From constructive version, we can get criteria for pair of sequences (P, S) being viable:
-
P_1 = 1, P_{i-1} \le P_i \le P_{i-1}+1 for all i>1.
-
S_N = 1, S_{i+1} \le S_i \le S_{i+1}+1 for all i<N.
-
P_N = S_1. We will denote this value by L (which is LIS(A)).
-
P_i + S_i \ge L+1 for all 1 \le i \le N.
-
If P_i = P_{i-1} + 1 and S_i = S_{i+1} + 1, then P_i + S_i = L + 1 must hold.
Let’s create sequence D_i = L - S_i. Then, our conditions are equivalent to:
-
D_1 = 0 \le D_2 \ldots \le D_n = L - 1
-
D_{i + 1} \le D_i + 1
-
D_i \le P_i - 1
-
if D_{i + 1} = D_i + 1 then either P_i = P_{i - 1} or D_i = P_i - 1.
If we will mark points (i, D_i) on plane, it will correspond to pathes from (1, 0) to (n, L - 1) which never go above some fixed path and have some constraints on going up.
To solve this problem we will use D&C approach.
We will run recursive function, which will be given limits on heights a_1, a_2, \ldots a_n and coefficients for starting points (1, 0), (2, 1), \ldots (n, 0) will return number of pathes from starting points to (n, 0), (n, 1), \ldots (n, a_n), where we take coefficients into account(so if there are two pathes from (1, 0) to (n, 1) and сoefficient for (1, 0) is equal to 3 we should add 6 for the point (n, 1)).
For the original problem we will need to set a_i = P_i - 1, coefficient 1 for (1, 0) and 0 for all others.
Let’s briefly describe how we can reduce our problem to smaller ones. Let’s choose mid = n / 2 (cases of n \le 2 should be treated separately).

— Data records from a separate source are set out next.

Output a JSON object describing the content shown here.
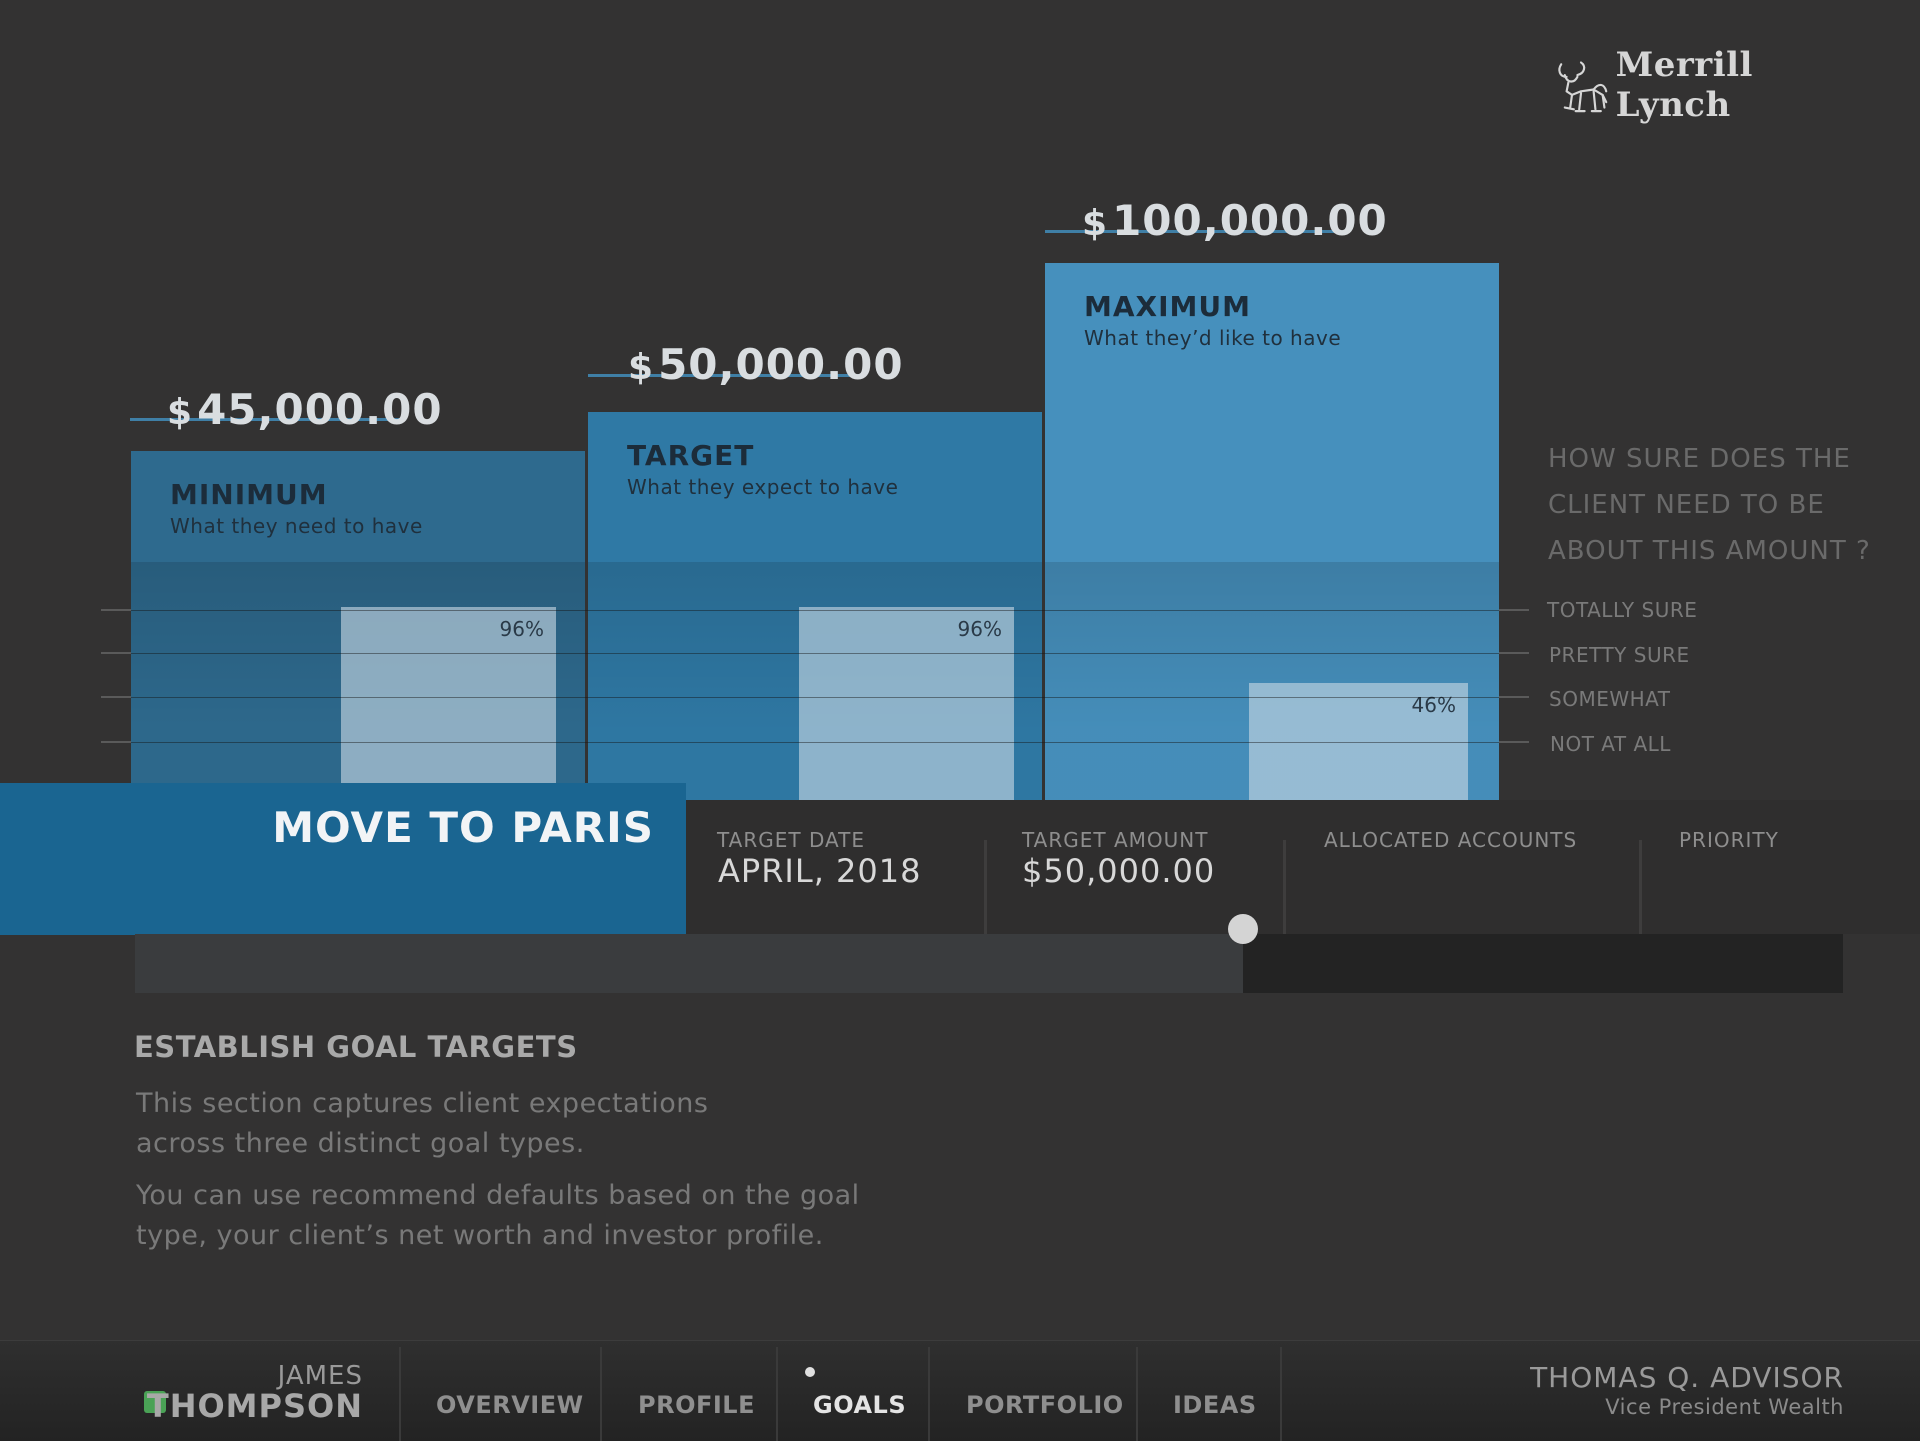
{
  "brand": {
    "name": "Merrill Lynch",
    "logo_icon": "bull-icon"
  },
  "tiers": [
    {
      "name": "MINIMUM",
      "description": "What they need to have",
      "currency": "$",
      "amount": "45,000.00",
      "confidence_label": "96%",
      "confidence": 0.96,
      "color": "#2e6a8e"
    },
    {
      "name": "TARGET",
      "description": "What they expect to have",
      "currency": "$",
      "amount": "50,000.00",
      "confidence_label": "96%",
      "confidence": 0.96,
      "color": "#2f79a5"
    },
    {
      "name": "MAXIMUM",
      "description": "What they’d like to have",
      "currency": "$",
      "amount": "100,000.00",
      "confidence_label": "46%",
      "confidence": 0.46,
      "color": "#4690bd"
    }
  ],
  "certainty": {
    "question": "HOW SURE DOES THE CLIENT NEED TO BE ABOUT THIS AMOUNT ?",
    "levels": [
      "TOTALLY SURE",
      "PRETTY SURE",
      "SOMEWHAT",
      "NOT AT ALL"
    ]
  },
  "goal": {
    "title": "MOVE TO PARIS",
    "fields": [
      {
        "label": "TARGET DATE",
        "value": "APRIL, 2018",
        "currency": ""
      },
      {
        "label": "TARGET AMOUNT",
        "value": "50,000.00",
        "currency": "$"
      },
      {
        "label": "ALLOCATED ACCOUNTS",
        "value": "",
        "currency": ""
      },
      {
        "label": "PRIORITY",
        "value": "",
        "currency": ""
      }
    ],
    "slider_progress": 0.649
  },
  "description": {
    "title": "ESTABLISH GOAL TARGETS",
    "paragraph1": "This section captures client expectations across three distinct goal types.",
    "paragraph2": "You can use recommend defaults based on the goal type, your client’s net worth and investor profile."
  },
  "nav": {
    "client_first": "JAMES",
    "client_last": "THOMPSON",
    "client_status_color": "#4aa256",
    "tabs": [
      "OVERVIEW",
      "PROFILE",
      "GOALS",
      "PORTFOLIO",
      "IDEAS"
    ],
    "active_tab": "GOALS",
    "advisor_name": "THOMAS Q. ADVISOR",
    "advisor_role": "Vice President Wealth"
  }
}
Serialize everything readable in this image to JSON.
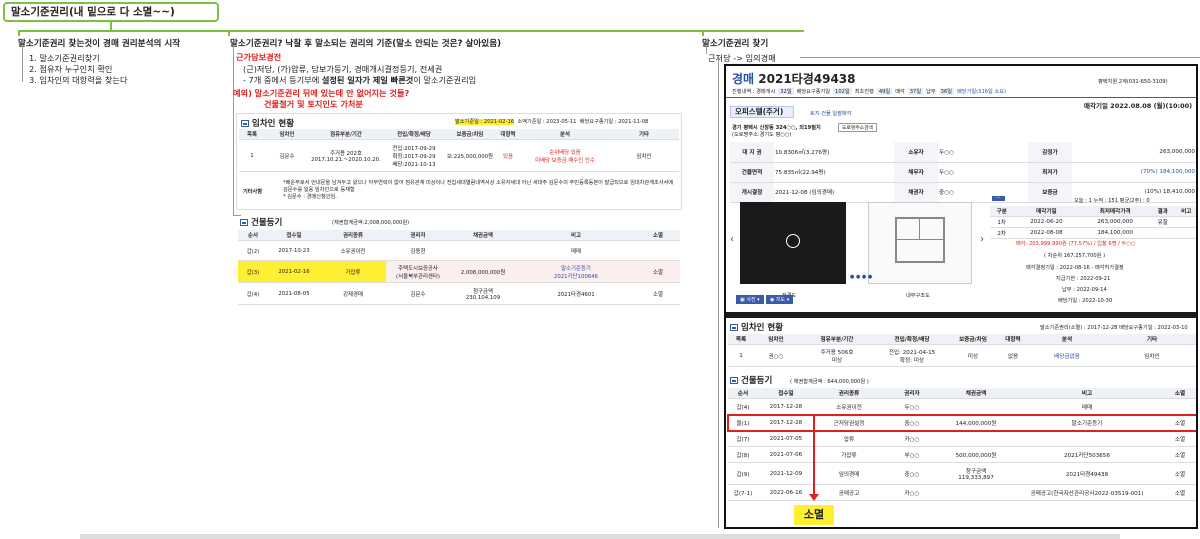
{
  "root": {
    "title": "말소기준권리(내 밑으로 다 소멸~~)"
  },
  "col1": {
    "title": "말소기준권리 찾는것이 경매 권리분석의 시작",
    "items": [
      "1. 말소기준권리찾기",
      "2. 점유자 누구인지 확인",
      "3. 임차인의 대항력을 찾는다"
    ]
  },
  "col2": {
    "title": "말소기준권리? 낙찰 후 말소되는 권리의 기준(말소 안되는 것은? 살아있음)",
    "sub1": "근가담보경전",
    "line1": "(근)저당, (가)압류, 담보가등기, 경매개시결정등기, 전세권",
    "line2": "- 7개 중에서 등기부에 설정된 일자가 제일 빠른것이 말소기준권리임",
    "line2a": "- 7개 중에서 등기부에 ",
    "line2b": "설정된 일자가 제일 빠른것",
    "line2c": "이 말소기준권리임",
    "exc1": "예외) 말소기준권리 뒤에 있는데 안 없어지는 것들?",
    "exc2": "건물철거 및 토지인도 가처분"
  },
  "col3": {
    "title": "말소기준권리 찾기",
    "sub": "근저당 -> 임의경매"
  },
  "mid": {
    "hdrline": {
      "a": "말소기준일 : 2021-02-16",
      "b": "소액기준일 : 2023-05-11",
      "c": "배당요구종기일 : 2021-11-08"
    },
    "tenant": {
      "title": "임차인 현황",
      "cols": [
        "목록",
        "임차인",
        "점유부분/기간",
        "전입/확정/배당",
        "보증금/차임",
        "대항력",
        "분석",
        "기타"
      ],
      "row": [
        "1",
        "김문수",
        "주거용 202호\n2017.10.21.~2020.10.20.",
        "전입:2017-09-29\n확정:2017-09-29\n배당:2021-10-13",
        "보:225,000,000원",
        "있음",
        "순위배당 있음\n미배당 보증금 매수인 인수",
        "임차인"
      ],
      "etcLabel": "기타사항",
      "etc1": "*배운부로서 언내문을 남겨두고 왔으나 아무연락이 없어 점유관계 미상이나 전입세대열람내역서상 소유자세대 아닌 세대주 김문수의 주민등록등본이 발급되므로 임대차관계조사서에 김문수를 일응 임차인으로 등재함",
      "etc2": "* 김문수 : 경매신청인임."
    },
    "reg": {
      "title": "건물등기",
      "note": "(채권합계금액:2,008,000,000원)",
      "cols": [
        "순서",
        "접수일",
        "권리종류",
        "권리자",
        "채권금액",
        "비고",
        "소멸"
      ],
      "rows": [
        [
          "갑(2)",
          "2017-10-23",
          "소유권이전",
          "김동현",
          "",
          "매매",
          ""
        ],
        [
          "갑(3)",
          "2021-02-16",
          "가압류",
          "주택도시보증공사\n(서울북부관리센터)",
          "2,008,000,000원",
          "말소기준등기\n2021카단100646",
          "소멸"
        ],
        [
          "갑(4)",
          "2021-08-05",
          "강제경매",
          "김문수",
          "청구금액\n230,104,109",
          "2021타경4601",
          "소멸"
        ]
      ]
    }
  },
  "right": {
    "title1": "경매",
    "title2": "2021타경49438",
    "phone": "평택지원 2계(031-650-3109)",
    "chips": [
      "진행내역 : 경매개시",
      "32일",
      "배당요구종기일",
      "102일",
      "최초진행",
      "49일",
      "매각",
      "37일",
      "납부",
      "36일",
      "배당기일(316일 소요)"
    ],
    "sold": "매각기일 2022.08.08 (월)(10:00)",
    "kind": "오피스텔(주거)",
    "kindnote": "토지·건물 일괄매각",
    "addr": "경기 평택시 신장동 324○○, 외19필지",
    "addr2": "(도로명주소:경기도 평○○)",
    "addrbtn": "도로명주소검색",
    "info": [
      [
        "대 지 권",
        "10.8306㎡(3.276평)",
        "소유자",
        "두○○",
        "감정가",
        "263,000,000"
      ],
      [
        "건물면적",
        "75.835㎡(22.94평)",
        "채무자",
        "두○○",
        "최저가",
        "(70%) 184,100,000"
      ],
      [
        "개시결정",
        "2021-12-08 (임의경매)",
        "채권자",
        "중○○",
        "보증금",
        "(10%) 18,410,000"
      ]
    ],
    "photo1": "전경도",
    "photo2": "내부구조도",
    "stats": "오늘 : 1  누적 : 151  평균(2주) : 0",
    "bidcols": [
      "구분",
      "매각기일",
      "최저매각가격",
      "결과",
      "비고"
    ],
    "bids": [
      [
        "1차",
        "2022-06-20",
        "263,000,000",
        "유찰"
      ],
      [
        "2차",
        "2022-08-08",
        "184,100,000",
        ""
      ]
    ],
    "bidresult": "매각: 203,999,990원 (77.57%) / 입찰 6명 / 두○○",
    "bidsub": "( 차순위 167,257,700원 )",
    "decision": "매각결정기일 : 2022-08-16 - 매각허가결정",
    "deadline": "지급기한 : 2022-09-21",
    "paid": "납부 : 2022-09-14",
    "div": "배당기일 : 2022-10-30",
    "photobtn1": "사진",
    "photobtn2": "지도",
    "tenanthdr": "말소기준권리(소멸) : 2017-12-28  배당요구종기일 : 2022-03-10",
    "tenantTitle": "임차인 현황",
    "tcols": [
      "목록",
      "임차인",
      "점유부분/기간",
      "전입/확정/배당",
      "보증금/차임",
      "대항력",
      "분석",
      "기타"
    ],
    "trow": [
      "1",
      "권○○",
      "주거용 506호\n미상",
      "전입: 2021-04-15\n확정: 미상",
      "미상",
      "없음",
      "배당금없음",
      "임차인"
    ],
    "regTitle": "건물등기",
    "regNote": "( 채권합계금액 : 644,000,000원 )",
    "rcols": [
      "순서",
      "접수일",
      "권리종류",
      "권리자",
      "채권금액",
      "비고",
      "소멸"
    ],
    "rrows": [
      [
        "갑(4)",
        "2017-12-28",
        "소유권이전",
        "두○○",
        "",
        "매매",
        ""
      ],
      [
        "을(1)",
        "2017-12-28",
        "근저당권설정",
        "중○○",
        "144,000,000원",
        "말소기준등기",
        "소멸"
      ],
      [
        "갑(7)",
        "2021-07-05",
        "압류",
        "카○○",
        "",
        "",
        "소멸"
      ],
      [
        "갑(8)",
        "2021-07-06",
        "가압류",
        "부○○",
        "500,000,000원",
        "2021카단503656",
        "소멸"
      ],
      [
        "갑(9)",
        "2021-12-09",
        "임의경매",
        "중○○",
        "청구금액\n119,333,897",
        "2021타경49438",
        "소멸"
      ],
      [
        "갑(7-1)",
        "2022-06-16",
        "공매공고",
        "카○○",
        "",
        "공매공고(한국자산관리공사2022-03519-001)",
        "소멸"
      ]
    ],
    "somyeol": "소멸"
  },
  "colors": {
    "green": "#7cc242",
    "red": "#e02020",
    "blue": "#2a4fa8",
    "yellow": "#ffef33"
  }
}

Firstly we will solve problem for a_1, \ldots a_{mid} with the same coefficients for (1, 0) \ldots (mid, 0). After this, we can forget about this mid points. Then, we have rectangle made of lines x = mid, x = n, y = 0, y = a_mid and we need to consider pathes from the left and bottom side of this rectangle. It’s see to see that each of those pathes will either intersect up or right side of this rectangle. Our plan is for each point on up and right side to calculate how many pathes will pass through it, and call recursive function for upper part with new limits a_{mid} - a_{mid}, a_{mid + 1} - a_{mid}, \ldots a_n - a_{mid} and coefficients calculated for upper part of rectangle. After that we should also add answers calculated for the right part.
So the only question left is how to calculate number of pathes with coefficients, going from left/bottom of rectangle to up/right. We can do it separately for each side, using FFT.
All 4 parts are rather similar(though polynomials will be different). I will describe approach for left/right.
If we start from (mid, x) and want to go (n, y), number of such pathes is K\choose{y - x} where K is number of allowed increases by one on the segment [mid, n].
Then, we can create polynomials, with x^i K\choose{i} and x^i \cdot coef_i where coef_i denotes resulting coefficient for (mid, i). Then, if we multiply them, coefficient of x^j will be equal to number of pathes to (n, j).
Overall, we will have O(nlog(n)) over each layer of call of our function and O(nlog^2(n)) in total.